If a transgender person's body was dissected, either for medical education or a post-mortem examination, his or her sex would also be obvious to a student or pathologist. Not the sex that he or she chose to present as, but his or her natal sex; the sex that he or she was born with. Even when a body has been buried for a very long time, so that there is no soft tissue left, only bone, it is still possible to identify the sex. DNA and characteristics such as the shape of the pelvis will be clear proof of the sex of the corpse. Any surgery that had been intended to make someone appear different from his or her biological sex, the sex they were born with, will make no difference. It will still be obvious. There is a very small number of people who are described as intersex, because their anatomy isn't typical of a male or female, but their existence doesn't validate the claim that a man can be a woman or vice versa. They are very different from transgender people. So no, in life or in death, trans women are not women, no matter how many times you say it's so. It's simply impossible to change your sex.

Gender is different. Gender roles are determined by convention, culture, tradition, the family, and a whole bunch of other variables. It's not so much what sex you were born with as where you were born, the society you were raised in, and how independent you are or are allowed to be.
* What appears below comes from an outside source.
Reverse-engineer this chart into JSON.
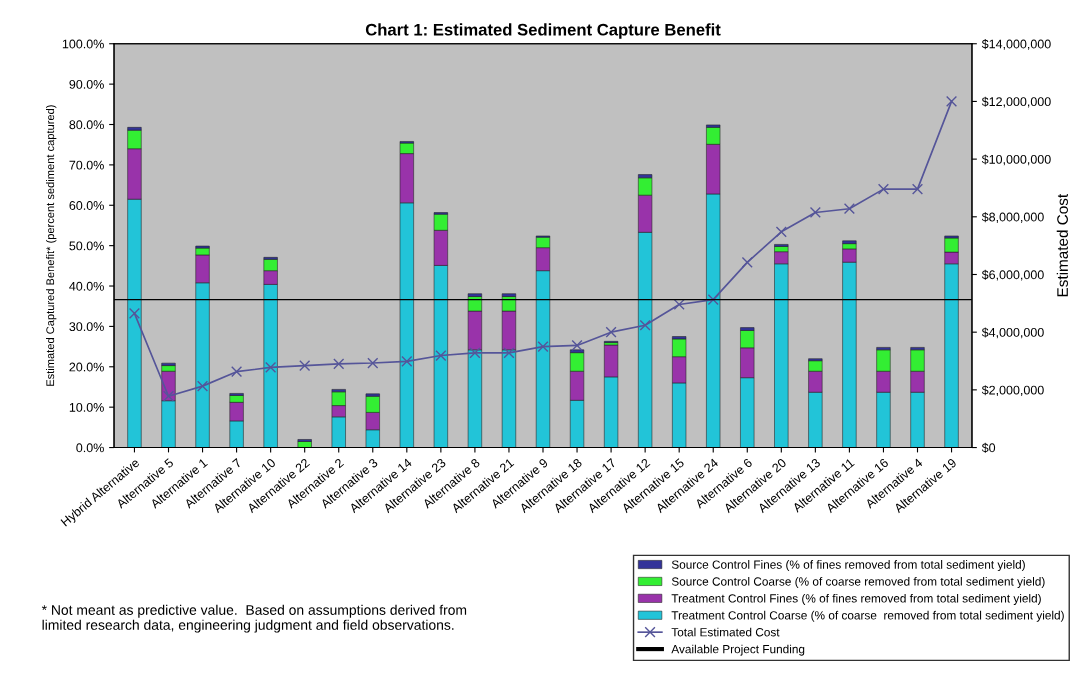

In countries like ours, Great Britain, we have more freedom to follow our interests and express ourselves as we please. In other countries, such as the Islamic theocracies, unconventional people risk punishment or even death. So transgender people are fortunate if they live in relatively liberal societies. They can express themselves as they please. But this doesn't mean that claiming to be what you're not is any more ethical, or that it's ethical to claim rights that disadvantage others, such as women's hard-won rights. We are entitled to our safe spaces, to representation in women's organisations, including political ones, to prizes and awards specifically for women, and to compete on equal terms in athletics and sports where male physical strength and size would put us at a disadvantage. And there are very good reasons why there are separate prisons for men or women, and no good reasons to change this.

So, in conclusion, you die as you were born, whichever sex that was. That's a fact.

If the skeleton in the image was a real skeleton, and it could be properly examined, you could tell if it was male or female, though Christians generally assume that the Angel of Death is male, like their God. Jadzia Dax wouldn't have made this sort of fuss.

Update, 2/10/19
It's now possible to determine the sex of a skeleton from its tooth enamel. The Lovers of Modena,  who died about 1,500 years ago, have been identified as men, not a heterosexual couple.

Update, 29/5/2021
Sara Dahlen, MSc Student, Bioethics and Society, King's College, London, to the BMJ, on the importance of knowing a patient’s sex before medical treatment:
"If an unknown patient comes in to A&E, unaccompanied and unconscious, their gender identity would not be ascertainable. However, their sex would remain observable, and would make a difference to that patient’s care."